Ketiga belas orang itu tampak bersorak bahagia sepeninggalnya Guru Lee, Surya bahkan memeluk Young Hoo dengan erat seolah ini makan malam spesial yang hanya terjadi sekali seumur hidupnya. Setelahnya, semua orang kembali fokus ke pekerjaan masing-masing. Para calon idol kembali berpose di depan kamera, diiringi musik yang membuat bersemangat dan betah berada di studio yang seperti rumah hunian estetik itu.

Surya kini mendapat gilirannya, dengan kemeja biru muda dan celana pendek selutut juga topi berwarna putih, dasi kupu-kupu berwarna biru tua melingkar di kerah bajunya, memberi kesan cheecky dan tentunya menambah ketampanannya. Pemuda itu memegangi dasinya dengan ekspresi malu-malu, tapi itu justru membuat wajahnya terlihat lebih manis, belum lagi gigi kelinci yang muncul setiap dia tertawa, hingga para fotografer dan staf berseru riang memuji keahliannya dalam berpose.

"Good, good. Very nice." Seperti itulah kira-kira ucapan yang bergema di sana.

Fotonya pun berulang kali masuk ke dalam layar di belakang fotografer dan setiap detik berganti dengan foto baru yang terlihat eye-catching.

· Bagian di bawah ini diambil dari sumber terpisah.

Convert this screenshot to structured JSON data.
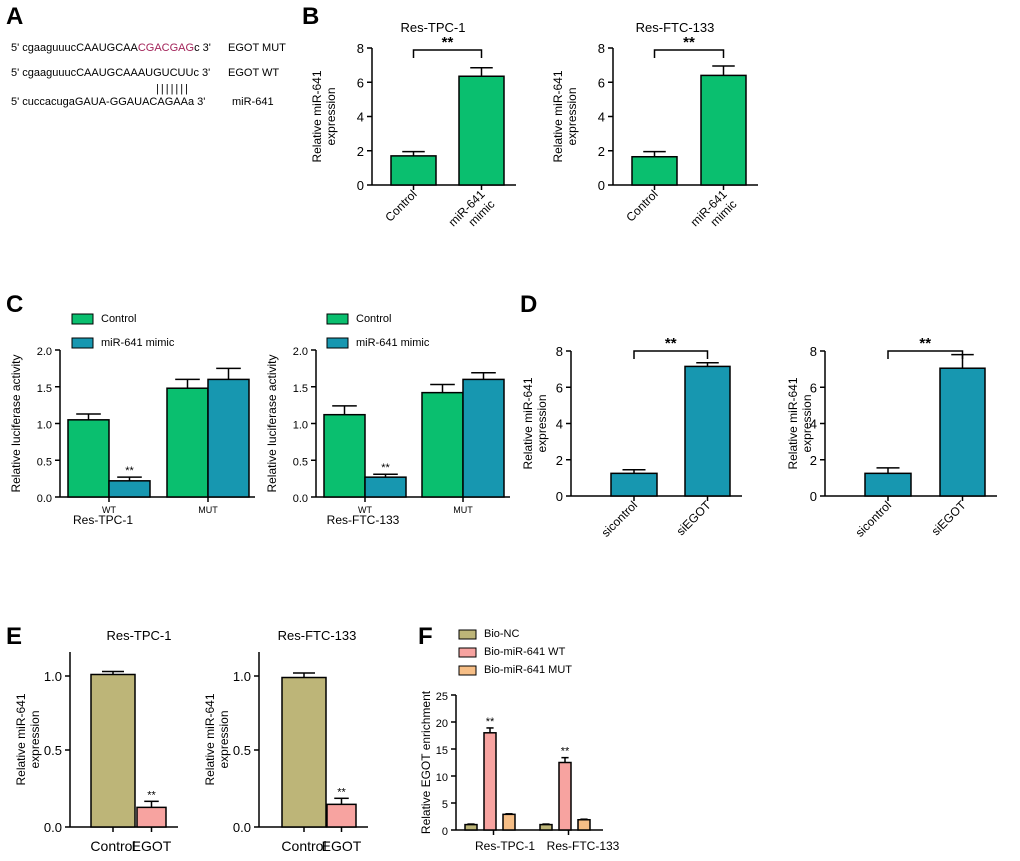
{
  "panels": {
    "A": {
      "letter": "A",
      "rows": [
        {
          "prefix": "5' cgaaguuucCAAUGCAA",
          "highlight": "CGACGAG",
          "suffix": "c 3'",
          "label": "EGOT MUT"
        },
        {
          "prefix": "5' cgaaguuucCAAUGCAAAUGUCUUc 3'",
          "highlight": "",
          "suffix": "",
          "label": "EGOT WT"
        },
        {
          "prefix": "5' cuccacugaGAUA-GGAUACAGAAa 3'",
          "highlight": "",
          "suffix": "",
          "label": "miR-641"
        }
      ],
      "pairing_bars": "|||||||"
    },
    "B": {
      "letter": "B"
    },
    "C": {
      "letter": "C"
    },
    "D": {
      "letter": "D"
    },
    "E": {
      "letter": "E"
    },
    "F": {
      "letter": "F"
    }
  },
  "colors": {
    "green": "#0ABF6F",
    "blue": "#1797B0",
    "olive": "#BDB578",
    "pink": "#F7A3A0",
    "orange": "#F6BE86",
    "highlight": "#A3245A"
  },
  "chart_data": [
    {
      "id": "B1",
      "panel": "B",
      "type": "bar",
      "title": "Res-TPC-1",
      "ylabel": "Relative miR-641\nexpression",
      "categories": [
        "Control",
        "miR-641\nmimic"
      ],
      "values": [
        1.7,
        6.35
      ],
      "errors": [
        0.25,
        0.5
      ],
      "ylim": [
        0,
        8
      ],
      "yticks": [
        "0",
        "2",
        "4",
        "6",
        "8"
      ],
      "bar_colors": [
        "green",
        "green"
      ],
      "significance": "**"
    },
    {
      "id": "B2",
      "panel": "B",
      "type": "bar",
      "title": "Res-FTC-133",
      "ylabel": "Relative miR-641\nexpression",
      "categories": [
        "Control",
        "miR-641\nmimic"
      ],
      "values": [
        1.65,
        6.4
      ],
      "errors": [
        0.3,
        0.55
      ],
      "ylim": [
        0,
        8
      ],
      "yticks": [
        "0",
        "2",
        "4",
        "6",
        "8"
      ],
      "bar_colors": [
        "green",
        "green"
      ],
      "significance": "**"
    },
    {
      "id": "C1",
      "panel": "C",
      "type": "bar",
      "xlabel": "Res-TPC-1",
      "ylabel": "Relative luciferase activity",
      "categories": [
        "WT",
        "MUT"
      ],
      "series": [
        {
          "name": "Control",
          "color": "green",
          "values": [
            1.05,
            1.48
          ],
          "errors": [
            0.08,
            0.12
          ]
        },
        {
          "name": "miR-641 mimic",
          "color": "blue",
          "values": [
            0.22,
            1.6
          ],
          "errors": [
            0.05,
            0.15
          ]
        }
      ],
      "ylim": [
        0,
        2.0
      ],
      "yticks": [
        "0.0",
        "0.5",
        "1.0",
        "1.5",
        "2.0"
      ],
      "significance": [
        {
          "category": 0,
          "series": 1,
          "label": "**"
        }
      ]
    },
    {
      "id": "C2",
      "panel": "C",
      "type": "bar",
      "xlabel": "Res-FTC-133",
      "ylabel": "Relative luciferase activity",
      "categories": [
        "WT",
        "MUT"
      ],
      "series": [
        {
          "name": "Control",
          "color": "green",
          "values": [
            1.12,
            1.42
          ],
          "errors": [
            0.12,
            0.11
          ]
        },
        {
          "name": "miR-641 mimic",
          "color": "blue",
          "values": [
            0.27,
            1.6
          ],
          "errors": [
            0.04,
            0.09
          ]
        }
      ],
      "ylim": [
        0,
        2.0
      ],
      "yticks": [
        "0.0",
        "0.5",
        "1.0",
        "1.5",
        "2.0"
      ],
      "significance": [
        {
          "category": 0,
          "series": 1,
          "label": "**"
        }
      ]
    },
    {
      "id": "D1",
      "panel": "D",
      "type": "bar",
      "ylabel": "Relative miR-641\nexpression",
      "categories": [
        "sicontrol",
        "siEGOT"
      ],
      "values": [
        1.25,
        7.15
      ],
      "errors": [
        0.2,
        0.2
      ],
      "ylim": [
        0,
        8
      ],
      "yticks": [
        "0",
        "2",
        "4",
        "6",
        "8"
      ],
      "bar_colors": [
        "blue",
        "blue"
      ],
      "significance": "**"
    },
    {
      "id": "D2",
      "panel": "D",
      "type": "bar",
      "ylabel": "Relative miR-641\nexpression",
      "categories": [
        "sicontrol",
        "siEGOT"
      ],
      "values": [
        1.25,
        7.05
      ],
      "errors": [
        0.3,
        0.75
      ],
      "ylim": [
        0,
        8
      ],
      "yticks": [
        "0",
        "2",
        "4",
        "6",
        "8"
      ],
      "bar_colors": [
        "blue",
        "blue"
      ],
      "significance": "**"
    },
    {
      "id": "E1",
      "panel": "E",
      "type": "bar",
      "title": "Res-TPC-1",
      "ylabel": "Relative miR-641\nexpression",
      "categories": [
        "Control",
        "EGOT"
      ],
      "values": [
        1.01,
        0.13
      ],
      "errors": [
        0.02,
        0.04
      ],
      "ylim": [
        0,
        1.2
      ],
      "yticks": [
        "0.0",
        "0.5",
        "1.0"
      ],
      "bar_colors": [
        "olive",
        "pink"
      ],
      "significance_bar": [
        {
          "index": 1,
          "label": "**"
        }
      ]
    },
    {
      "id": "E2",
      "panel": "E",
      "type": "bar",
      "title": "Res-FTC-133",
      "ylabel": "Relative miR-641\nexpression",
      "categories": [
        "Control",
        "EGOT"
      ],
      "values": [
        0.99,
        0.15
      ],
      "errors": [
        0.03,
        0.04
      ],
      "ylim": [
        0,
        1.2
      ],
      "yticks": [
        "0.0",
        "0.5",
        "1.0"
      ],
      "bar_colors": [
        "olive",
        "pink"
      ],
      "significance_bar": [
        {
          "index": 1,
          "label": "**"
        }
      ]
    },
    {
      "id": "F",
      "panel": "F",
      "type": "bar",
      "ylabel": "Relative EGOT  enrichment",
      "categories": [
        "Res-TPC-1",
        "Res-FTC-133"
      ],
      "series": [
        {
          "name": "Bio-NC",
          "color": "olive",
          "values": [
            1.0,
            1.0
          ],
          "errors": [
            0.1,
            0.1
          ]
        },
        {
          "name": "Bio-miR-641 WT",
          "color": "pink",
          "values": [
            18.0,
            12.5
          ],
          "errors": [
            0.9,
            0.9
          ]
        },
        {
          "name": "Bio-miR-641 MUT",
          "color": "orange",
          "values": [
            2.9,
            1.9
          ],
          "errors": [
            0.1,
            0.1
          ]
        }
      ],
      "ylim": [
        0,
        25
      ],
      "yticks": [
        "0",
        "5",
        "10",
        "15",
        "20",
        "25"
      ],
      "significance": [
        {
          "category": 0,
          "series": 1,
          "label": "**"
        },
        {
          "category": 1,
          "series": 1,
          "label": "**"
        }
      ]
    }
  ]
}
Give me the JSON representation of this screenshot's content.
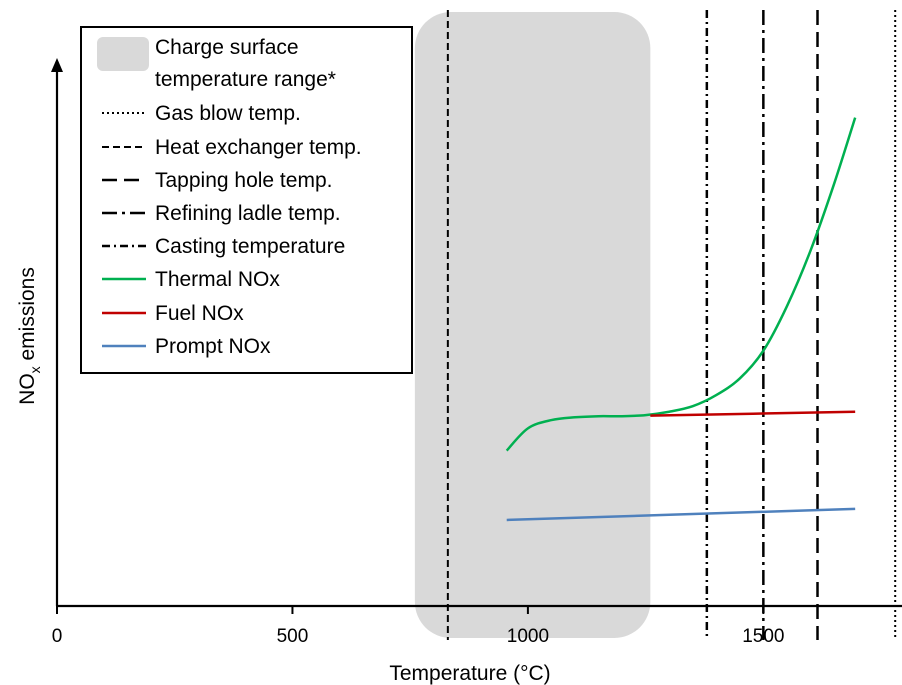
{
  "chart_data": {
    "type": "line",
    "title": "",
    "xlabel": "Temperature (°C)",
    "ylabel_main": "NO",
    "ylabel_sub": "x",
    "ylabel_rest": " emissions",
    "xlim": [
      0,
      1780
    ],
    "xticks": [
      0,
      500,
      1000,
      1500
    ],
    "yaxis_values_shown": false,
    "legend_position": "top-left",
    "band": {
      "name": "Charge surface temperature range*",
      "x_range": [
        760,
        1260
      ],
      "color": "#d9d9d9"
    },
    "vlines": [
      {
        "name": "Gas blow temp.",
        "x": 1780,
        "style": "dotted"
      },
      {
        "name": "Heat exchanger temp.",
        "x": 830,
        "style": "dashed"
      },
      {
        "name": "Tapping hole temp.",
        "x": 1615,
        "style": "long-dash"
      },
      {
        "name": "Refining ladle temp.",
        "x": 1500,
        "style": "long-dash-dot"
      },
      {
        "name": "Casting temperature",
        "x": 1380,
        "style": "dash-dot"
      }
    ],
    "series": [
      {
        "name": "Thermal NOx",
        "color": "#00b050",
        "x": [
          955,
          1000,
          1050,
          1100,
          1150,
          1200,
          1250,
          1300,
          1350,
          1400,
          1450,
          1500,
          1550,
          1600,
          1650,
          1695
        ],
        "y": [
          0.28,
          0.32,
          0.335,
          0.34,
          0.342,
          0.342,
          0.344,
          0.35,
          0.36,
          0.38,
          0.41,
          0.46,
          0.54,
          0.64,
          0.76,
          0.88
        ]
      },
      {
        "name": "Fuel NOx",
        "color": "#c00000",
        "x": [
          1260,
          1695
        ],
        "y": [
          0.343,
          0.35
        ]
      },
      {
        "name": "Prompt NOx",
        "color": "#4f81bd",
        "x": [
          955,
          1695
        ],
        "y": [
          0.155,
          0.175
        ]
      }
    ],
    "legend_entries": [
      {
        "label_lines": [
          "Charge surface",
          "temperature range*"
        ],
        "kind": "band"
      },
      {
        "label_lines": [
          "Gas blow temp."
        ],
        "kind": "dotted"
      },
      {
        "label_lines": [
          "Heat exchanger temp."
        ],
        "kind": "dashed"
      },
      {
        "label_lines": [
          "Tapping hole temp."
        ],
        "kind": "long-dash"
      },
      {
        "label_lines": [
          "Refining ladle temp."
        ],
        "kind": "long-dash-dot"
      },
      {
        "label_lines": [
          "Casting temperature"
        ],
        "kind": "dash-dot"
      },
      {
        "label_lines": [
          "Thermal NOx"
        ],
        "kind": "green"
      },
      {
        "label_lines": [
          "Fuel NOx"
        ],
        "kind": "red"
      },
      {
        "label_lines": [
          "Prompt NOx"
        ],
        "kind": "blue"
      }
    ]
  }
}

Ditengah-tengah keriuhan itu Young Hoo yang diperbolehkan untuk mengecek ponsel tampak menatapnya dengan ragu, apalagi saat dia melihat semua panggilan tidak terjawab dari nama yang sama. Mentari. Dia pun mengambil inisiatif untuk melihat ponsel milik Surya yang dititipkan pada manajer, bahkan lebih banyak lagi panggilan tidak terjawab pada ponsel pemuda delapan belas tahun itu, notifikasi pesan yang sepertinya tiap menit masuk, membuat Young Hoo berani untuk mendekati manajer dan memintanya untuk menghentikan pemotretan Surya untuk sementara.

"Ada apa, Hyung? Kata Manajer Noona, kamu ada perlu denganku." Surya datang dengan sebotol air putih dingin yang setengahnya sudah diminum di tangan kanannya.

"Aku pikir kamu harus memeriksa pesan-pesan penting yang masuk, Mentari ... aku tidak tahu, sepertinya ada hal yang penting sampai dia meneleponku berkali-kali dan saat kutelepon balik, tidak ada sahutan." Tangan Young Hoo terulur pelan dengan sebuah ponsel android yang tampak sesekali menyala karena sebuah pesan baru.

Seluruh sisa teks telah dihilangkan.